O que resta da ditadura no Estado democrático brasileiro?
O princípio da transição brasileira terminou preservando muitos aspectos do autoritarismo que perpassam o período ditatorial. Principalmente aquilo que não conseguiu ser resolvido, como a Lei da Anistia e a falta de capacidade de transformar a polícia brasileira. Existe a percepção de que o Brasil sempre vive uma representação do Estado que consegue ter uma polícia muito repressora nas comunidades e com aqueles que lutam. Então, podemos afirmar que o aparato do Estado policial continuou operando no sentido de evitar a participação popular e seguir com formas de violência.
Como fazer a transição da ditadura para um Estado democrático pleno?
O Brasil tem uma característica muito importante: ao contrário de outros países da América Latina que tiveram essa transição, o nosso país não contou com a presença das massas e trabalhadores do país como operadores políticos da transição. Claro que eles tiveram papel importante no sentido de pressionar que a ditadura acabasse, por meio das manifestações de trabalhadores a partir de 1978, com as greves do ABC e as forças democráticas que congregavam os setores mais radicais que atuavam na transição democrática, mas tudo isso não impediu que as elites e a burguesia brasileira conseguissem fazer um pacto por cima que estabelecesse um Estado que ainda representa os interesses dessas oligarquias, em particular, do aparato do capital financeiro dos industriais. Portanto, a transição é feita de uma forma que impede a democracia plena. É uma transição que, de certa maneira, ainda impede a representação dessa democracia plena e que ainda, de certo modo, pactua o governo de 1985 até os dias de hoje.

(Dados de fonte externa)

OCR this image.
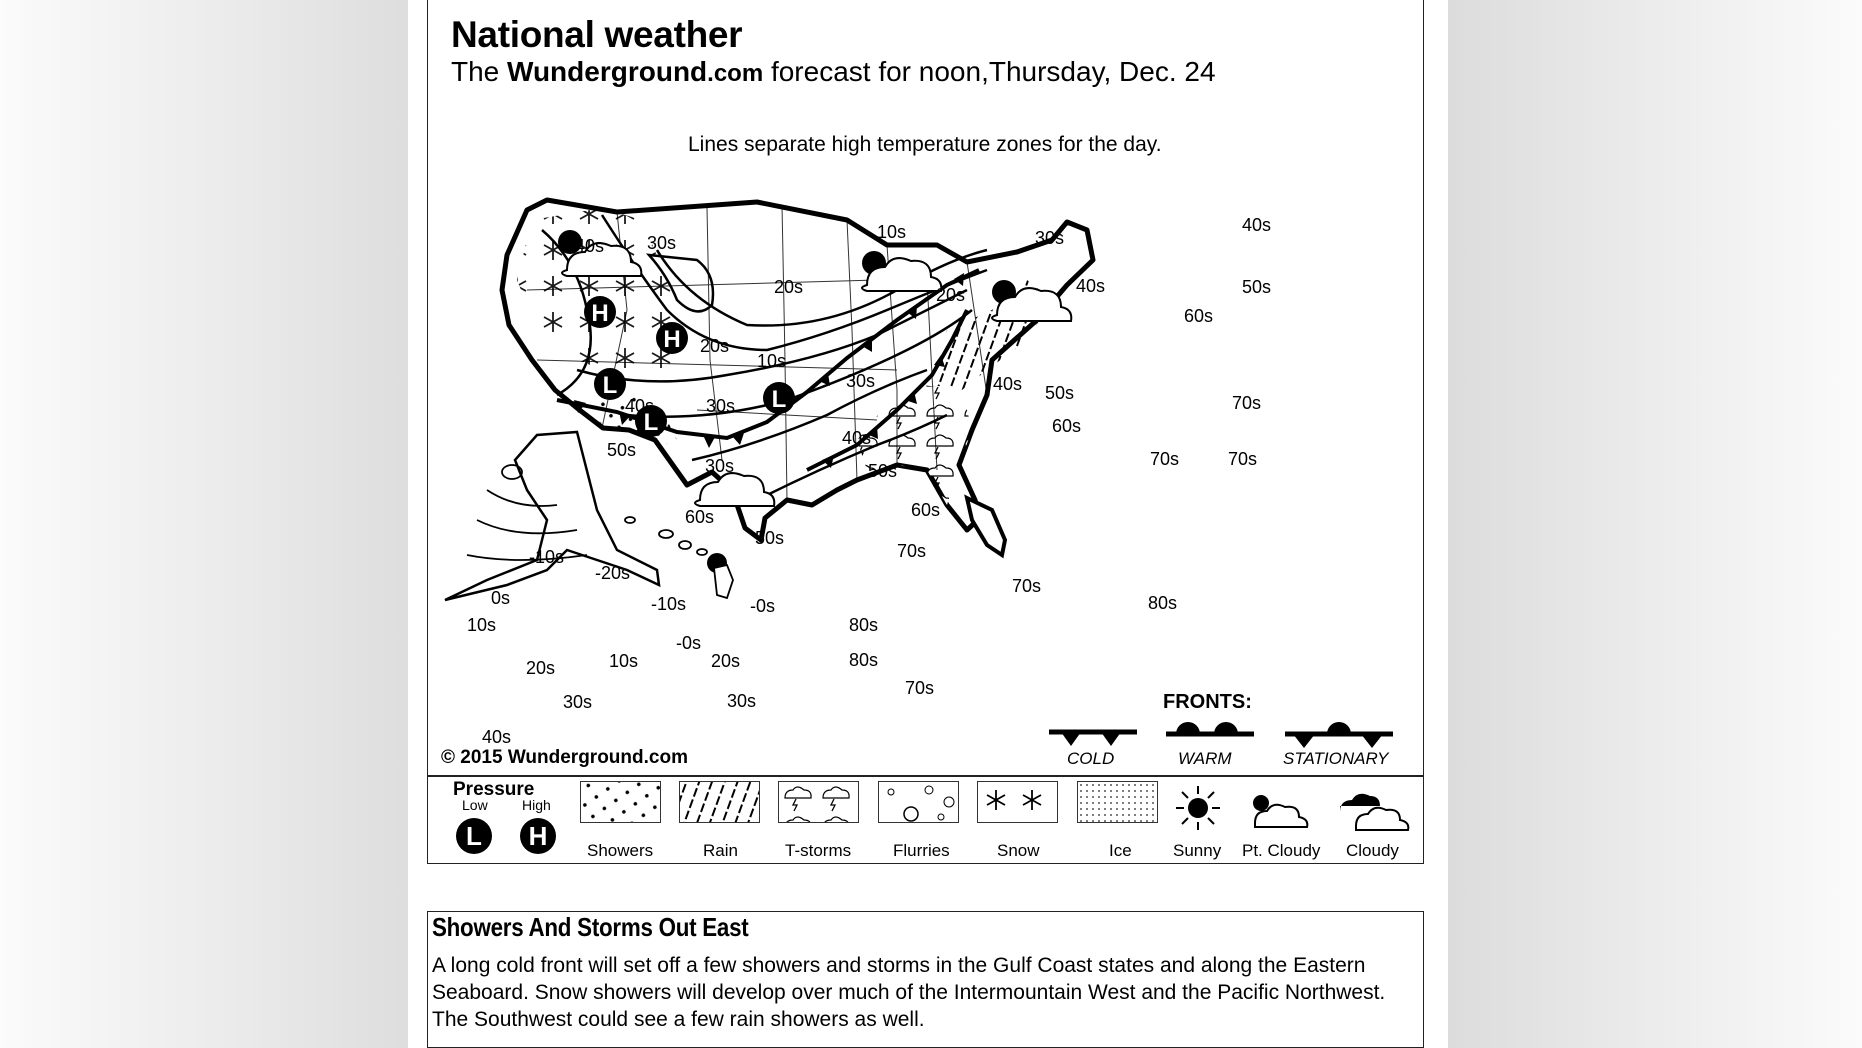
National weather
The Wunderground.com forecast for noon,Thursday, Dec. 24
Lines separate high temperature zones for the day.
H
H
L
L
L
40s 30s
10s	30s
40s
50s
20s	20s	40s
20s
10s
30s
30s
40s
40s 50s
60s
70s
40s
50s
30s	50s
60s
50s
60s
70s
70s
70s
80s
-10s
-20s
0s
10s
-10s	-0s
-0s
10s	20s
20s
30s	30s
40s
80s
80s
70s
60s
70s
© 2015 Wunderground.com
FRONTS:
COLD	WARM	STATIONARY
Pressure
Low High
L	H	Showers	Rain	T-storms Flurries	Snow	Ice Sunny Pt. Cloudy Cloudy
Showers And Storms Out East

A long cold front will set off a few showers and storms in the Gulf Coast states and along the Eastern Seaboard. Snow showers will develop over much of the Intermountain West and the Pacific Northwest. The Southwest could see a few rain showers as well.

Isso tem a ver com a incapacidade atual do governo de representar os interesses dos trabalhadores.
Quais são os pontos principais que o livro aborda que podem ajudar a compreender a passeata realizada dias atrás em São Paulo, em que cerca de duas mil pessoas pediam uma nova intervenção militar?
O livro é um fruto de uma pesquisa feita na área de ciência política, pois sou professor de universidade. A busca é sobre quais foram os agentes que participaram desse processo. Temos um debate sobre os trabalhadores e camponeses no processo e sobre a política econômica da ditadura a política que venceu quando acabou a ditadura em 1985. O essencial é que a gente pode dizer que a transição pactuada não conseguiu romper entre a ditadura e o provável Estado Democrático de Direito. Tanto isso é verdade que os aparatos repressivos do Estado estão em ação. As pessoas são penalizadas quando participam de manifestação. Temos o episódio do Amarildo no Rio de Janeiro e o da Claudia da Silva. Quando o Estado a partir do seu aparato repressivo, principalmente a polícia, agiu como terrorista sobre trabalhadores e uma dona de casa. É um conjunto de pessoas que são atacadas porque lutam. Pessoas que continuam sendo reprimidas por aparatos, por decretos e repressões das mais ferozes. Isso nos leva, evidentemente, a um caldo de cultura reacionária, xenófoba, atrasada que, é preciso dizer, ainda é pequeno no sentido de representar uma cultura de massa, mas que se manifesta em praça pública e apagando as liberdades democráticas e aqueles que lutam. Além de solicitar coisas completamente complicadas, como o retorno da ditadura militar, com aceno por repressão da PM, apoio contra a democracia e a setores extremamente reacionários da política brasileira. O bom de tudo isso, é que esse conjunto é pequeno e pode ser derrotado pelo movimento popular, operário e por aqueles que lutam por uma democracia plena.